Lord Strange had, in fact, made his way to Paris, where the Duchess de la Trémoille, his aunt, had received him kindly, and treated him with maternal solicitude. On learning this gratifying intelligence, it is Lord Derby who writes to thank Madame de la Trémoille in terms of almost enthusiastic courtesy for her obligations. “No service which I could humbly render you, madame, would be too difficult for me,” he writes, “so that I might prove to you with what devotion I am, madame, your very humble and very obedient brother and servant, Derby.”

The Earl was probably glad that the youthful heir of his home was out of the country; for the Royalist cause was growing desperate. It was death now to anyone who should have to do with the King. The Parliament sent proposing an amnesty. Its terms were: his acceptance of the Scottish Covenant, the abolition of the Anglican Church, and the entire relinquishment of power into the hands of Parliament.
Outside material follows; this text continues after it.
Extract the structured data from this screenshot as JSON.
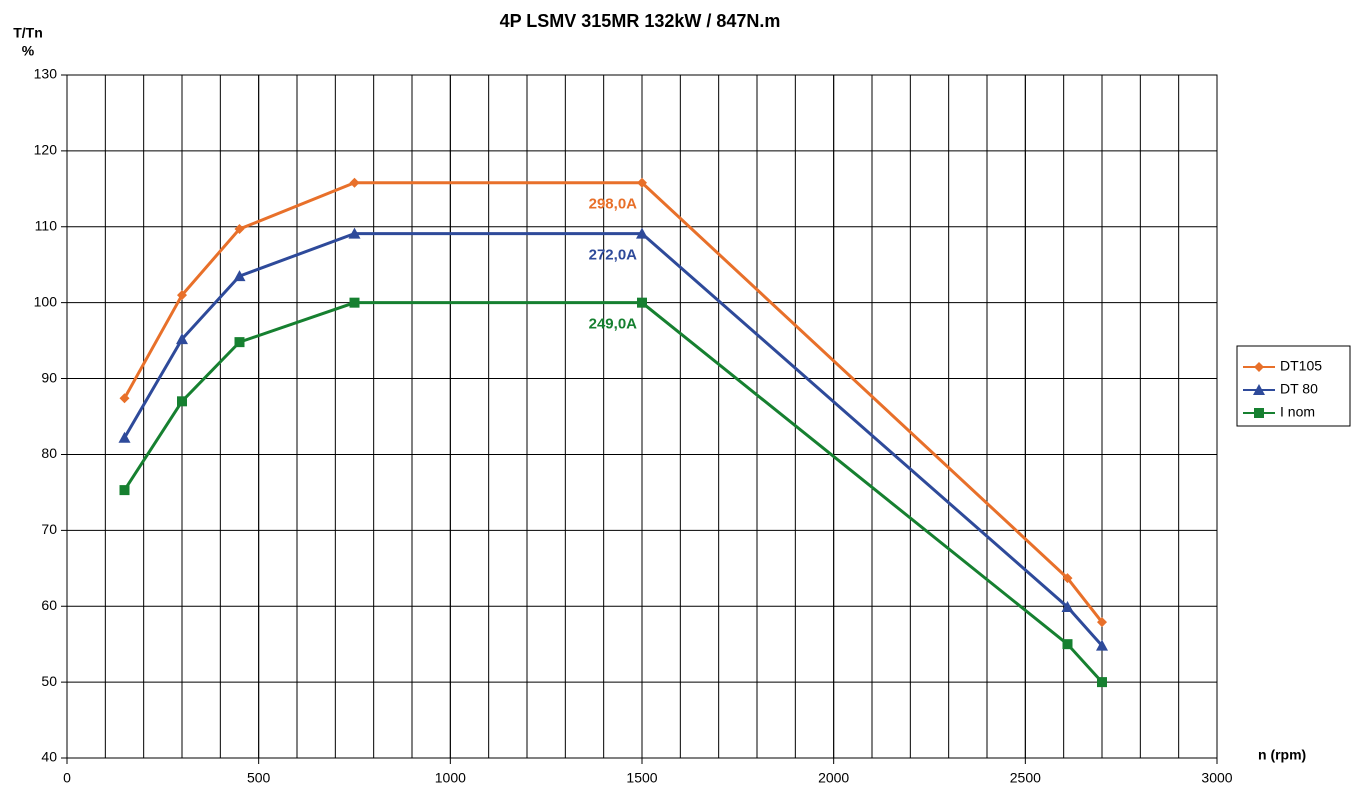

Thirty-six persons were excluded from this amnesty, and a price set upon the heads of seven of them. Third on the list, after Prince Rupert and Prince Maurice, stood the name of Lord Derby; and in the next letter of the Countess she speaks of a proposed journey to London to intercede for the Earl, “after a journey from the Isle of Man, which lasted forty-eight hours, upon a dangerous sea, in a wretched boat; but if God blesses my efforts, as I have prayed Him to do, I can bear anything.”